Des biocomposites à base de lin ou de chanvre

30 décembre 2020
par Laetitia Theunis
Temps de lecture : 4 minutes

Les matériaux composites, constitués de deux ou de plusieurs matériaux combinés entre eux pour obtenir de meilleures propriétés, sont partout. Ils se retrouvent dans les automobiles, les trains, les avions, les bateaux, les panneaux de circulation et bien d’autres domaines. Leur recyclage pose problème. Développer des composites renforcés à l’aide de fibres végétales locales, les rendant plus légers et performants que les composites intégrant des fibres de verre tout en diminuant leur impact délétère sur l’environnement. C’est ce à quoi se sont attelés, durant 4 ans, les chercheurs transfrontaliers du projet européen Composens. Ils se sont focalisés sur le lin et le chanvre, deux végétaux cultivés en abondance dans la zone géographique couverte par le programme Interreg France-Wallonie-Vlaanderen.

(c) Composens

La cellulose, un constituant très résistant

Les fibres végétales, ou biomasse, sont constituées de trois biopolymères principaux : cellulose, hémicellulose, un polymère ramifié composé de différents types de sucres, et lignine, un réseau de molécules aromatiques s’arrangeant de façon très complexe.

La cellulose est le polymère le plus abondant sur notre planète et au sein des fibres de lin et de chanvre (80%). Les différentes chaînes linéaires qui le structurent lui confèrent une grande résistance mécanique (module de Young et résistance à la traction). « Les experts estiment qu’une molécule de cellulose a une résistance mécanique de l’ordre de 140 Gigapascals. A titre de comparaison, une section en cellulose est trois plus résistance qu’une même section en béton », explique Sophie Morin, ingénieure dans le laboratoire Biomasse et technologie verte de l’axe « Smart Technologies for Food and Biobased Products » (SMARTECH) du centre de recherche TERRA (ULiège, Gembloux Agro-Bio Tech).

Biocomposite © Valbiom

Des traitements chimiques qui modifient la composition des fibres

« A L’ULiège, nous avons développé un traitement chimique modifiant les fibres végétales de lin et de chanvre pour améliorer leur compatibilité dans les biocomposites. Comme les trois polymères (cellulose, hémicellulose et lignine) sont très faiblement solubles dans des solvants dits ‘classiques’, nous avons mis au point un solvant plus complexe, dénommé solvant ‘eutectique profond’.»
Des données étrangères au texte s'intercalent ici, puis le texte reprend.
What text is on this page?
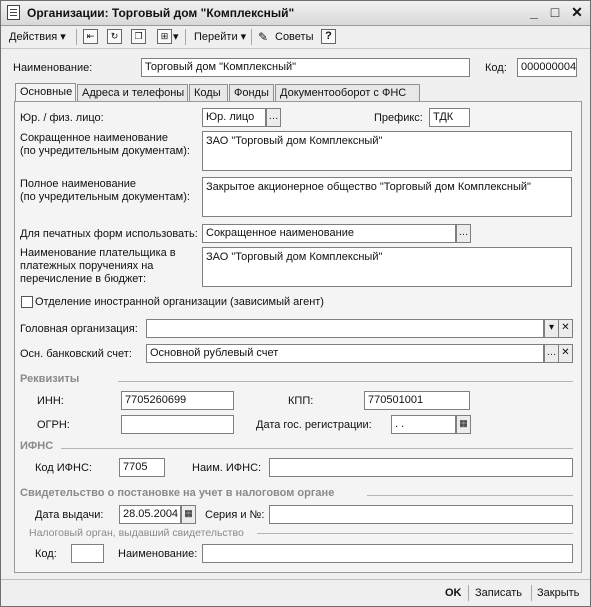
Организации: Торговый дом "Комплексный"	_ □ ✕
Действия ▾	⇤	↻	❐	⊞ ▾	Перейти ▾ ✎ Советы	?
Наименование:	Торговый дом "Комплексный"	Код:	000000004
Основные Адреса и телефоны Коды	Фонды	Документооборот с ФНС
Юр. / физ. лицо:	Юр. лицо	…	Префикс: ТДК
Сокращенное наименование
(по учредительным документам):
ЗАО "Торговый дом Комплексный"
Полное наименование
(по учредительным документам):
Закрытое акционерное общество "Торговый дом Комплексный"
Для печатных форм использовать: Сокращенное наименование	…
Наименование плательщика в
платежных поручениях на
перечисление в бюджет:
ЗАО "Торговый дом Комплексный"
Отделение иностранной организации (зависимый агент)
Головная организация:	▾ ✕
Осн. банковский счет:	Основной рублевый счет	… ✕
Реквизиты
ИНН:	7705260699	КПП:	770501001
ОГРН:	Дата гос. регистрации:	. .	▦
ИФНС
Код ИФНС:	7705	Наим. ИФНС:
Свидетельство о постановке на учет в налоговом органе
Дата выдачи:	28.05.2004 ▦ Серия и №:
Налоговый орган, выдавший свидетельство
Код:	Наименование:
OK Записать Закрыть
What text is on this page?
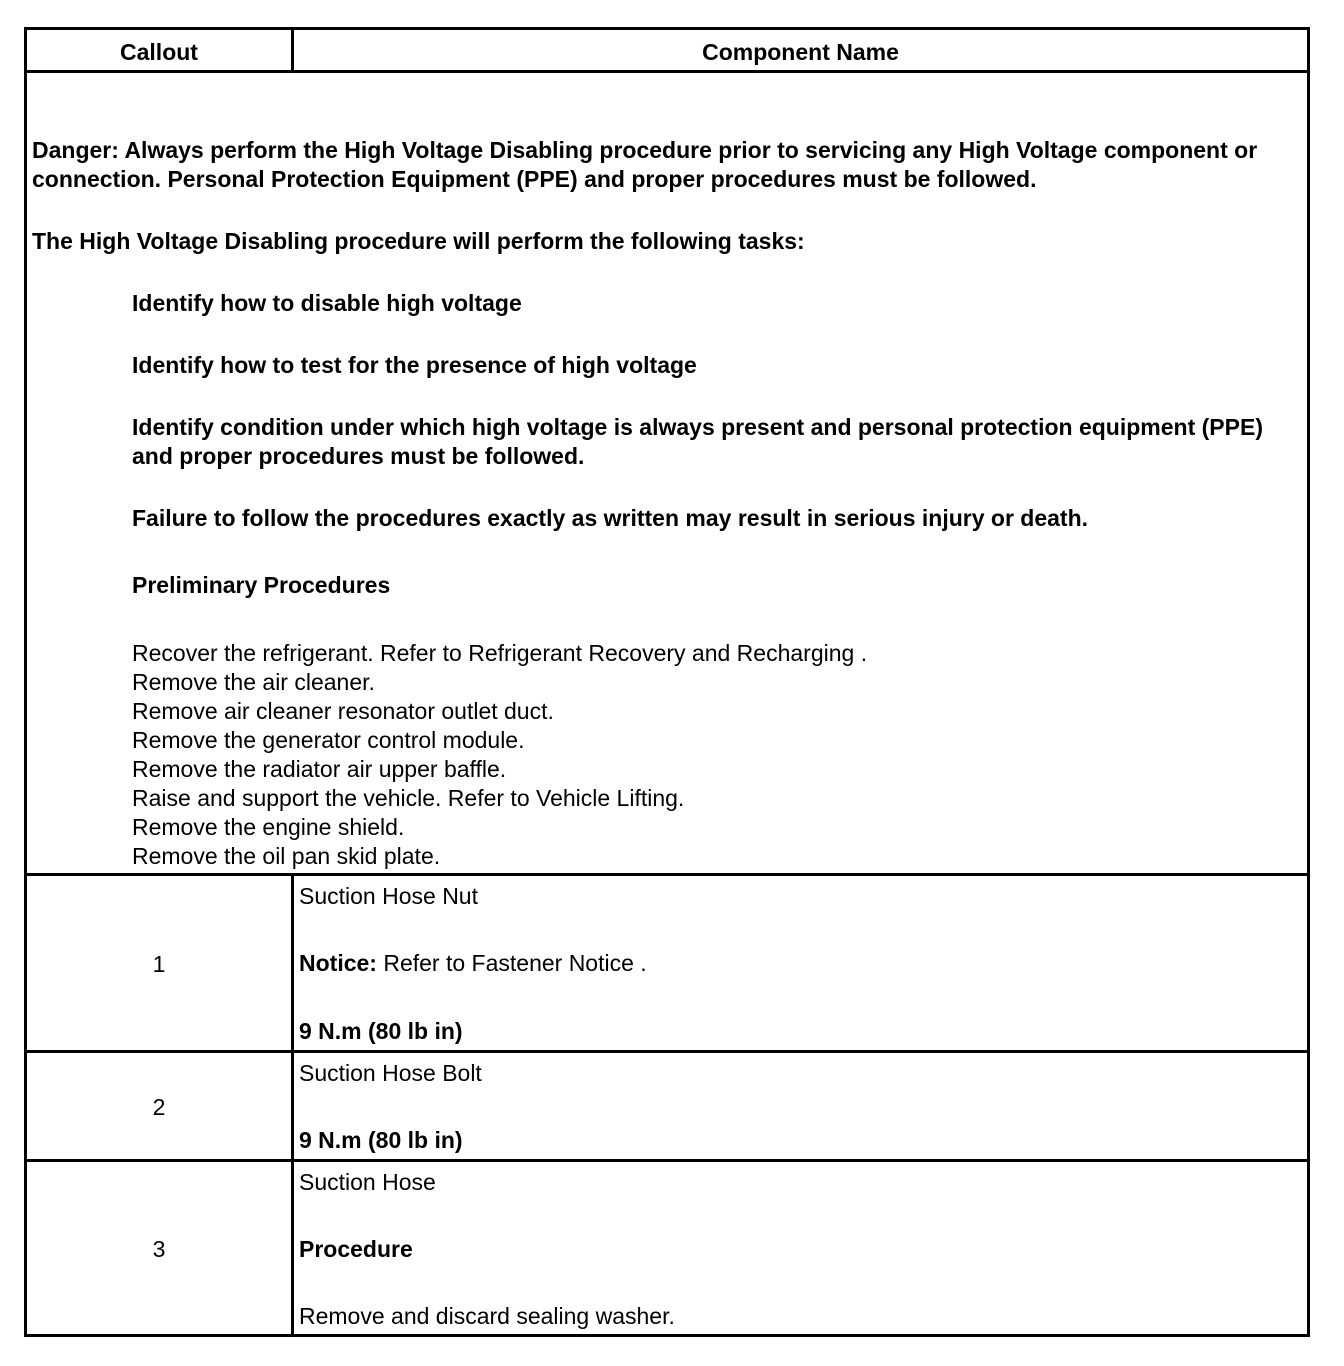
Callout	Component Name
Danger: Always perform the High Voltage Disabling procedure prior to servicing any High Voltage component or connection. Personal Protection Equipment (PPE) and proper procedures must be followed.
The High Voltage Disabling procedure will perform the following tasks:
Identify how to disable high voltage
Identify how to test for the presence of high voltage
Identify condition under which high voltage is always present and personal protection equipment (PPE) and proper procedures must be followed.
Failure to follow the procedures exactly as written may result in serious injury or death.
Preliminary Procedures
Recover the refrigerant. Refer to Refrigerant Recovery and Recharging .
Remove the air cleaner.
Remove air cleaner resonator outlet duct.
Remove the generator control module.
Remove the radiator air upper baffle.
Raise and support the vehicle. Refer to Vehicle Lifting.
Remove the engine shield.
Remove the oil pan skid plate.
1
Suction Hose Nut
Notice: Refer to Fastener Notice .
9 N.m (80 lb in)
2
Suction Hose Bolt
9 N.m (80 lb in)
3
Suction Hose
Procedure
Remove and discard sealing washer.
«  Lorsque les fibres y sont placées, on observe un réarrangement et une modification de leur surface. En l’occurrence, davantage d’hémicellulose est exposée à la surface des fibres, donc davantage de groupements chimiques présents alors qu’ils n’étaient pas présents avant le traitement », explique Sophie Morin.

L’importance des aspects sensoriels

Le traitement chimique procure aussi un effet esthétique : les fibres blanchissent.

«  On a ensuite intégré ces fibres (20%) dans des matrices biosourcées (80%), en utilisant une technique innovante : l’extrusion assistée. L’usage d’eau permet d’encapsuler certaines molécules odorantes, créées lors du procédé et éliminées lors de l’évaporation », poursuit la chercheuse.

Cet aspect est essentiel pour envisager l’utilisation du biocomposite dans un milieu clos, tel qu’un habitacle de voiture.

Biocomposites pour automobile (c) Composens

« Certaines odeurs, comme celles de moisi et de solvants, sont particulièrement désagréables à notre nez. Par contre, une odeur de bois est agréable, d’autant plus quand on travaille avec des matériaux biocomposites utilisant des fractions végétales. »

Dans l’industrie automobile, qui figure parmi les secteurs mondiaux les plus gourmands en composites, l’intensité les odeurs émises par les matériaux doit se situer en dessous d’un seuil déterminé par un panel d’experts. Les différents biocomposites développés à l’ULiège dans le cadre du projet Composens dépassent légèrement ce seuil (et devraient donc trouver usage dans un autre secteur), excepté celui traité avec des ultra-sons. « Celui-là pourrait devenir un matériau candidat pour l’industrie automobile », conclut la chercheuse.